Wenn es gerade passt, dann ist man tolerant. Wenn es gerade passt, ist man fair und gerecht. Wenn es aber nicht passt, dann gibt es Ausreden. So kann man viele politische Agenden von Industrienationen zusammenfassen. Verstehen Sie mich nicht falsch, das soll keine leere Nörgelei sein, sondern lediglich eine Beobachtung. Gerade beim Thema wirtschaftliche Ausbeutung kommt ja immer aus der Ecke der Gewinner, dass der Markt alles regelt. Schön, darum ist es umso besser, dass nun die Schwachen Druck machen. Worum es geht? Die ivorische Schokoladenindustrie.
Das Marktvolumen der Schokoladenindustrie ist global gesehen in etwa $100 Milliarden schwer – eine ernstzunehmende Zahl. 45% aller Kakaobohnen kommen von der Elfenbeinküste. Sprich, dieses Land spielt eine zentrale Rolle in der globalen Schokoladenindustrie. Allerdings kommt von dem Umsatz gerade einmal 4% des Marktvolumens in der Elfenbeinküste an. Wie kommt das? Ausländische Unternehmen, gedeckt von ihren Regierungen, üben Preisdruck über Kartellstrukturen auf die produzierenden Länder aus. Außerdem bestechen sie Schlüsselfiguren und bedrohen die Produzenten und Kakaobauern. Am Ende verdienen so ivorische Bauern, laut dem World Economic Forum, im Schnitt nur $0.78 am Tag. Ein Armutszeugnis für eine bei anderen Moralthemen an der Front stehende Gesellschaft.
Jedenfalls kämpfen die Regierungen der Elfenbeinküste und Ghana (übrigens mit rund 20% Produktionsanteil ebenfalls ein zentraler Pfeiler dieser Industrie) seit langer Zeit für den Schutz ihrer Kakaobauern. Preisböden haben alle nicht gewirkt, da die Unternehmen, wie Nestle (SIX:NESN), Mondelez (NASDAQ:MDLZ), Ferrero und Hershey´s (NYSE:HSY), einfach mit Boykott und den oben genannten Mitteln diese Böden umgingen – und das obwohl interne Quellen bestätigen, dass die Gewinngestaltung durch die Lieferkette durchweg Platz hätte, um an die Produzenten anständige Preise zu zahlen. So haben Ghana und die Elfenbeinküste ein System von Zusatzzahlungen an die Kakaobauern eingeführt. Auf jede abgenommene Tonne Kakao müssen $400 gezahlt werden, welche direkt an die jeweiligen Bauern gehen – das sogenannte Living Income Differential (LID). Während einige Abnehmer sogar deutlich mehr zahlen, wie der niederländische Schokoladenhersteller Tony´s Chocolonely, wenden sich andere Unternehmen an den Futures-Markt und umgehen somit die Zusatzzahlung, um ihre ach so geliebte Marge aufrecht zu erhalten.

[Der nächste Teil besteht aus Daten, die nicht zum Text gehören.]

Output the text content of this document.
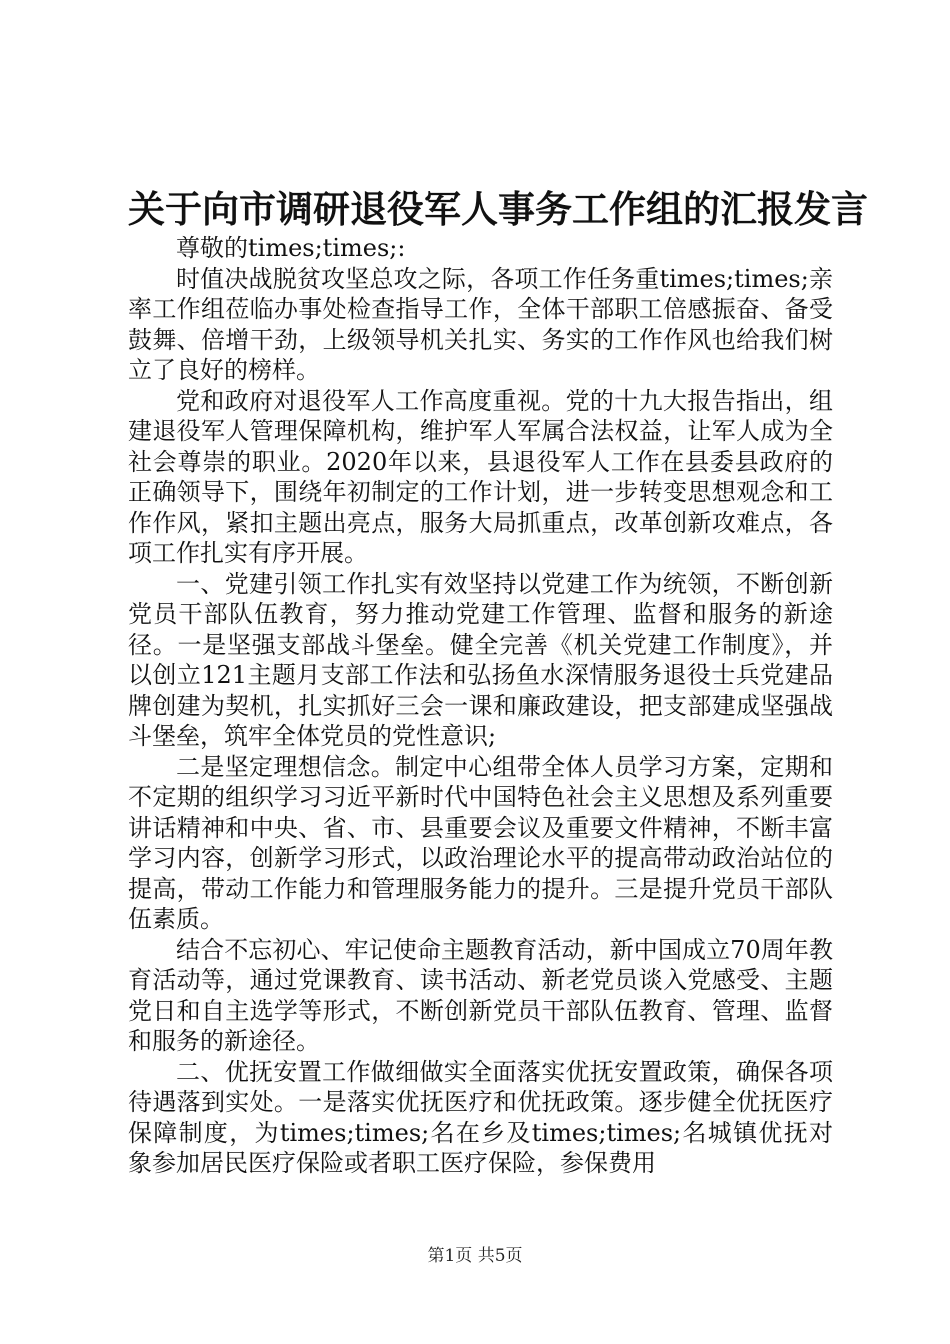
关于向市调研退役军人事务工作组的汇报发言

尊敬的times;times;:

时值决战脱贫攻坚总攻之际，各项工作任务重times;times;亲率工作组莅临办事处检查指导工作，全体干部职工倍感振奋、备受鼓舞、倍增干劲，上级领导机关扎实、务实的工作作风也给我们树立了良好的榜样。

党和政府对退役军人工作高度重视。党的十九大报告指出，组建退役军人管理保障机构，维护军人军属合法权益，让军人成为全社会尊崇的职业。2020年以来，县退役军人工作在县委县政府的正确领导下，围绕年初制定的工作计划，进一步转变思想观念和工作作风，紧扣主题出亮点，服务大局抓重点，改革创新攻难点，各项工作扎实有序开展。

一、党建引领工作扎实有效坚持以党建工作为统领，不断创新党员干部队伍教育，努力推动党建工作管理、监督和服务的新途径。一是坚强支部战斗堡垒。健全完善《机关党建工作制度》，并以创立121主题月支部工作法和弘扬鱼水深情服务退役士兵党建品牌创建为契机，扎实抓好三会一课和廉政建设，把支部建成坚强战斗堡垒，筑牢全体党员的党性意识;

二是坚定理想信念。制定中心组带全体人员学习方案，定期和不定期的组织学习习近平新时代中国特色社会主义思想及系列重要讲话精神和中央、省、市、县重要会议及重要文件精神，不断丰富学习内容，创新学习形式，以政治理论水平的提高带动政治站位的提高，带动工作能力和管理服务能力的提升。三是提升党员干部队伍素质。

结合不忘初心、牢记使命主题教育活动，新中国成立70周年教育活动等，通过党课教育、读书活动、新老党员谈入党感受、主题党日和自主选学等形式，不断创新党员干部队伍教育、管理、监督和服务的新途径。

二、优抚安置工作做细做实全面落实优抚安置政策，确保各项待遇落到实处。一是落实优抚医疗和优抚政策。逐步健全优抚医疗保障制度，为times;times;名在乡及times;times;名城镇优抚对象参加居民医疗保险或者职工医疗保险，参保费用

第1页 共5页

Das lässt sich die Elfenbeinküste nicht gefallen und setzte darauf Angebots-Limits durch, damit die Preise künstlich ansteigen. Um das aber effektiv durchzusetzen, hat sich das westafrikanische Land wieder mit Ghana zusammengeschlossen und die Côte d’Ivoire-Ghana Cocoa Initiative (CIGCI) aufgestellt, um durch öffentliche Hand gegen die Ausbeutung der Kakaobauern vorzugehen. Auch Nigeria und Kamerun planen hier beizutreten, sodass man den Schoko-Kartellen mit einem eigenen Kartell entgegentritt, welches 75% der globalen Produktion repräsentieren würde.
Meiner Meinung nach ist das die einzige vernünftige Maßnahme gegen Ausbeutung und sollte auch in anderen gebeutelten Sektoren genau so angegangen werden. Den Unternehmen lieb zusprechen und mit Fairness und Gerechtigkeit ankommen bringt nichts. Wenn dies nicht intrinsisch gegeben ist, muss die Gegenseite dieselben Geschütze auffahren, was eben im Schoko-Sektor passiert. Hoffentlich reicht der Druck aus, damit die Kakaobauern in der Region zu Wohlstand gelangen können, wie es sich auch gehört. Ich werde jedenfalls ab jetzt genauer hinschauen, zu welcher Schokolade ich greife, auch wenn sie 3.90€ kostet – also mehr als der gesamte Wochenverdienst eines ivorischen Kakaobauers.